In the above case one can see from the verbose output (`LIBXSMM_VERBOSE=2`) that one kernel (tcopy) served transposing the entire matrix. To avoid duplicating JIT-kernels under contention (code registry), one may also consider `LIBXSMM_TRYLOCK=1`, which is available per API-call as well.

## OpenTuner

To tune the tile sizes ("block sizes") internal to LIBXSMM's transpose routine, the [OpenTuner](http://opentuner.org/) extensible framework for program autotuning can be used. In case of issues during the tuning phase ("no value has been set for this column"), please install the latest 1.2.x revision of SQLAlchemy (`pip install sqlalchemy==1.2.19`). A tuning script (`transpose_opentuner.py`) is provided, which accepts a range of matrix sizes as command line arguments.

> transpose_opentuner.py <begin> <end> [*nexperiments-per-epoch*] [*tile-size-m*] [*tile-size-n*]

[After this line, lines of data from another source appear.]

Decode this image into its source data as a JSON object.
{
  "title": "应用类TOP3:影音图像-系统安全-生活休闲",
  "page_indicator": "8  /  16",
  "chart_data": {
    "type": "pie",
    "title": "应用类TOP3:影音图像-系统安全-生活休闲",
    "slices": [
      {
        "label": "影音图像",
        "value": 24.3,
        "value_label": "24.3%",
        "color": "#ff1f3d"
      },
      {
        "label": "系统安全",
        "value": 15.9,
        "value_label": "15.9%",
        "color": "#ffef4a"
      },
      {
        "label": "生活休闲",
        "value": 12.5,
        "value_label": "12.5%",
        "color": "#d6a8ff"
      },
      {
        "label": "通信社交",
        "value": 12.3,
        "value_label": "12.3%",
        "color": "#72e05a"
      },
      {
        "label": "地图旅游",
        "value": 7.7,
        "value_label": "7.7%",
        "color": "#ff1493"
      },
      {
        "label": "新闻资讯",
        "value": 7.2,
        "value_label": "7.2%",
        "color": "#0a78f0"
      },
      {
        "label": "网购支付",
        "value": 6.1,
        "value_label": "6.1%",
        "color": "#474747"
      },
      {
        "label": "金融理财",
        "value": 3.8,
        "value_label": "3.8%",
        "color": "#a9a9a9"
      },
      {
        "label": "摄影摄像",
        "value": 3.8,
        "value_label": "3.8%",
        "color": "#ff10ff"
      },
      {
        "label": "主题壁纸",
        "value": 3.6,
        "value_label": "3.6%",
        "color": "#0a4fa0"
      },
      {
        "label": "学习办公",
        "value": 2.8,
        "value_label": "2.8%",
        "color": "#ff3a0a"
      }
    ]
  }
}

To start a tuning experiment for a new set of arguments, it is highly recommended to start from scratch. Otherwise the population of previously generated tuning results is fetched from a database and used to tune an eventually unrelated range of matrix shapes. To get reliable timings, the total time for all experiments per epoch is minimized (hence a different number of experiments per epoch also asks for an own database). Optionally, the initial block size can be seeded (`tile-size-m` and `tile-size-n`).

```bash
rm -rf opentuner.db
```

The script tunes matrices with randomized shape according to the specified range. The leading dimension is chosen tightly for the experiments. The optimizer not only maximizes the performance but also minimizes the value of *M \* N* (which also helps to prune duplicated results due to an additional preference).

```bash
rm -rf opentuner.db
./transpose_opentuner.py --no-dups 1 1024 1000

rm -rf opentuner.db
./transpose_opentuner.py --no-dups 1024 2048 100

rm -rf opentuner.db
./transpose_opentuner.py --no-dups 2048 3072 20

rm -rf opentuner.db
./transpose_opentuner.py --no-dups 3072 4096 20

rm -rf opentuner.db
./transpose_opentuner.py --no-dups 4096 5120 16

rm -rf opentuner.db
./transpose_opentuner.py --no-dups 5120 6144 12

rm -rf opentuner.db
./transpose_opentuner.py --no-dups 6144 7168 8

rm -rf opentuner.db
./transpose_opentuner.py --no-dups 7168 8192 6
```

The tuning script uses the environment variables `LIBXSMM_TCOPY_M` and `LIBXSMM_TCOPY_N`, which are internal to LIBXSMM. These variables are used to adjust certain thresholds in `libxsmm_otrans` or to request a specific tiling-scheme inside of the `libxsmm_otrans_omp` routine.